野哭笑不得:“诶不是,正说书呢……你瞎激动个什么劲?”
“再说了,现如今世道不都这般?当年咱俩在清河学堂,不也因家世得了先生几分青眼?”
“我……可是如此作派,岂是…”周辰顿时语塞。
“好了周朗!”萧云梦轻笑道:“这不过是无双伯随口说来逗趣的故事,无需太过较真。”
“大锅好讨厌……”瑶儿撅起小嘴,气鼓鼓地说,“听故事要安安静静,不能随便打扰的!”

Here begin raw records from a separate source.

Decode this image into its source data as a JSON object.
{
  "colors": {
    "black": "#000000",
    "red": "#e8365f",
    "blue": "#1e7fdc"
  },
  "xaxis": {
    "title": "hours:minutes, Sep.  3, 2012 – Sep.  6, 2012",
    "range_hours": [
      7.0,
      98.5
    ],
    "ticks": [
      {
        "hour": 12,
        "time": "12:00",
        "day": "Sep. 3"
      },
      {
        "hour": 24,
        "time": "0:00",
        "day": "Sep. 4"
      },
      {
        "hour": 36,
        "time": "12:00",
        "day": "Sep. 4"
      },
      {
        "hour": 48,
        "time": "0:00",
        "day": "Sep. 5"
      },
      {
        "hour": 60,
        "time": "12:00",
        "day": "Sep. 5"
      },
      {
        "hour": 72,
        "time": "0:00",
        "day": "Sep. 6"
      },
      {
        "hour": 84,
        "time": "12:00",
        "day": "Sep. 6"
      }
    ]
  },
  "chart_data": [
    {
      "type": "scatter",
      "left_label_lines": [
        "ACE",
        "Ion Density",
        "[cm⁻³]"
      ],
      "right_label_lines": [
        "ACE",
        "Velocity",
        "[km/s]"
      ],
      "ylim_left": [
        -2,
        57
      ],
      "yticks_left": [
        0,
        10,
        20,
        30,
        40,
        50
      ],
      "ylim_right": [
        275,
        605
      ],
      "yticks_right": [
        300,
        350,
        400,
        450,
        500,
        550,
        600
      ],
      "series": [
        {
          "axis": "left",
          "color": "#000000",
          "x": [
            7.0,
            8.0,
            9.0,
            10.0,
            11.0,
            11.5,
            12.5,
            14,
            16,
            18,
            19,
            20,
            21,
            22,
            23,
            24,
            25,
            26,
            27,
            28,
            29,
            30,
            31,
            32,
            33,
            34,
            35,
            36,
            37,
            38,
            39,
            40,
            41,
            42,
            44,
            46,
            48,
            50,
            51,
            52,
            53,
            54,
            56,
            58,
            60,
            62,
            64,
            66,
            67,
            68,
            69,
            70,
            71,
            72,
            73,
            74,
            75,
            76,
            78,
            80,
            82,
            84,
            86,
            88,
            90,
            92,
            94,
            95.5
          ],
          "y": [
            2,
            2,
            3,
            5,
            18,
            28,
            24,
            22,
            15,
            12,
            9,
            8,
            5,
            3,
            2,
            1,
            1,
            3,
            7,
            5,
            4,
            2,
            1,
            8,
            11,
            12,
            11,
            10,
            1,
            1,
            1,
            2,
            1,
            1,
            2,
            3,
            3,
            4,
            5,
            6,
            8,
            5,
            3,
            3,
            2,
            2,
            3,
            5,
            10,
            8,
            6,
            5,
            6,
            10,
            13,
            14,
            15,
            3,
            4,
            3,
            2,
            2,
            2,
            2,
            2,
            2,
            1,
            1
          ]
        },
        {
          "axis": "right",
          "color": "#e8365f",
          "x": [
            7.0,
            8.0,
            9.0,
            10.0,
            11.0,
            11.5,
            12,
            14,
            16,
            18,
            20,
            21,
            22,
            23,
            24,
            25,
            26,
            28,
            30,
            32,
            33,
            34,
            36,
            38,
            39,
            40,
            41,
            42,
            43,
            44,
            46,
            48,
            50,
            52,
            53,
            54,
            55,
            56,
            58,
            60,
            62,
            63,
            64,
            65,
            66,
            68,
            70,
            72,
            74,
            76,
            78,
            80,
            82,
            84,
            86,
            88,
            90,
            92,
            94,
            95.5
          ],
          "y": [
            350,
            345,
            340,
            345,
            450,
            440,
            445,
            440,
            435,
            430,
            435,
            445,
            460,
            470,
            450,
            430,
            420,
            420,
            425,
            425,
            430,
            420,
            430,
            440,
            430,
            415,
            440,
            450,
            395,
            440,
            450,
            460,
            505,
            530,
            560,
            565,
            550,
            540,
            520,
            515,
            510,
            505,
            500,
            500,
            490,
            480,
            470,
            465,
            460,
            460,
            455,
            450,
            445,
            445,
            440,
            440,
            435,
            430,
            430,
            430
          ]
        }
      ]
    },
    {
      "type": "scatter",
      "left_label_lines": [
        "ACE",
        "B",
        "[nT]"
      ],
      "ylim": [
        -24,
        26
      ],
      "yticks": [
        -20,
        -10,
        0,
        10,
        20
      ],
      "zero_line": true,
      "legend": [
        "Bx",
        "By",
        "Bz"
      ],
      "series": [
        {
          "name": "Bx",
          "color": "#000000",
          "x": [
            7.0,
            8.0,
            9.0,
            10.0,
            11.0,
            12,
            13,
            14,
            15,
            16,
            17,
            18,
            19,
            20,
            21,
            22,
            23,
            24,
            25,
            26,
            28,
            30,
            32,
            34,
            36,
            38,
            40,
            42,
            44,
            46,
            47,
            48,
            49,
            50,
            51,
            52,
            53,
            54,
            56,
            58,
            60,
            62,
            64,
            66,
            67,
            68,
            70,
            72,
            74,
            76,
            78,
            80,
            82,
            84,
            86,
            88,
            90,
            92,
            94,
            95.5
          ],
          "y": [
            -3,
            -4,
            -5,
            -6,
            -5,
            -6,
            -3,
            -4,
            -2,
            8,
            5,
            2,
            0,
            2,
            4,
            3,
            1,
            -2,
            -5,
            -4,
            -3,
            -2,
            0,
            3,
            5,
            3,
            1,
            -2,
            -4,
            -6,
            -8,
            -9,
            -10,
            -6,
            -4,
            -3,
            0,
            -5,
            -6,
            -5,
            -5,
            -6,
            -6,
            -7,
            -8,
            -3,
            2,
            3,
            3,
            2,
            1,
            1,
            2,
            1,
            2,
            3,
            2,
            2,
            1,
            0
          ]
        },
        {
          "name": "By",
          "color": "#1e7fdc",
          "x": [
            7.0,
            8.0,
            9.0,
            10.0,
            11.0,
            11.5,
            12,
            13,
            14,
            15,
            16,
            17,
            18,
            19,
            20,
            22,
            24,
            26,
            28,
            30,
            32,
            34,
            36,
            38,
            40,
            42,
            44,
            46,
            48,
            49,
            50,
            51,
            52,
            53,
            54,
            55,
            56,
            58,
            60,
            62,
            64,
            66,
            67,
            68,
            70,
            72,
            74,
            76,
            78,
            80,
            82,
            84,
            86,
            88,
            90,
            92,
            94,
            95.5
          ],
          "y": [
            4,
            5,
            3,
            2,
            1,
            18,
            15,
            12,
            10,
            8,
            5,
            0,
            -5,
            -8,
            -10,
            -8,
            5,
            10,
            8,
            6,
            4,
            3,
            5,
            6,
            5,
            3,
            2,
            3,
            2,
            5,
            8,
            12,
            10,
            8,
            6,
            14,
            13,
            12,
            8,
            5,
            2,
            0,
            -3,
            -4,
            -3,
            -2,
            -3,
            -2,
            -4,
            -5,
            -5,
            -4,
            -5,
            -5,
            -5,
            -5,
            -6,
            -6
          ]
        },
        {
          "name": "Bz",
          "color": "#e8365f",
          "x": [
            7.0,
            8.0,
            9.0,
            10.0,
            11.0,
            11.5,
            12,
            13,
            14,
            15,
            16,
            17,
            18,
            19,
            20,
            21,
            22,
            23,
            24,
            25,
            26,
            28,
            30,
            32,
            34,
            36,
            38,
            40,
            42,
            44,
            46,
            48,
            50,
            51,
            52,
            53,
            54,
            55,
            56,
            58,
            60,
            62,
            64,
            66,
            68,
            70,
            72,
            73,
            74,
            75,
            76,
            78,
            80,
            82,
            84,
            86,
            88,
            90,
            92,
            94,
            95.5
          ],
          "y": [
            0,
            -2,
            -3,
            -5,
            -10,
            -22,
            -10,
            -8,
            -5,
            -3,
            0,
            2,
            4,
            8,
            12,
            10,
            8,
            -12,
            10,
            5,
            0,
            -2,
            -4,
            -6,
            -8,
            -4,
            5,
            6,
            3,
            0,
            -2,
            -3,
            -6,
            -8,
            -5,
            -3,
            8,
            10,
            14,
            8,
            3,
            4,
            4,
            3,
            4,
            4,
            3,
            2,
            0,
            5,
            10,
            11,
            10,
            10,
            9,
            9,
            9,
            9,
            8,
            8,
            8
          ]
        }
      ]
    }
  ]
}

“是是是,”周辰连忙赔笑,“大哥再也不胡乱插话了。”
“夫君,”林洛希温声问道,“这故事既叫梁山伯与祝英台,那梁山伯……应当也在这学堂之中吧?”
周野含笑点头:“还是希儿聪慧,一猜便中。”
“那学堂按家世排座…越是靠后,家境便越是寻常。
而在最末一排,正端坐着一位埋头苦读的寒门学子,名唤梁山伯。”
周野声音渐缓,将整个故事娓娓道来:细说着英台与山伯如何因诗书结缘,如何月下对弈、窗前共读,如何从同窗渐成知己……
当然,有些情节是他自儿瞎编的,为了就是逗众人一乐。
不多时,当他说到山伯偶然窥见英台女儿身的慌乱,又引出往后种种阴差阳错时,院中众人皆不禁莞尔。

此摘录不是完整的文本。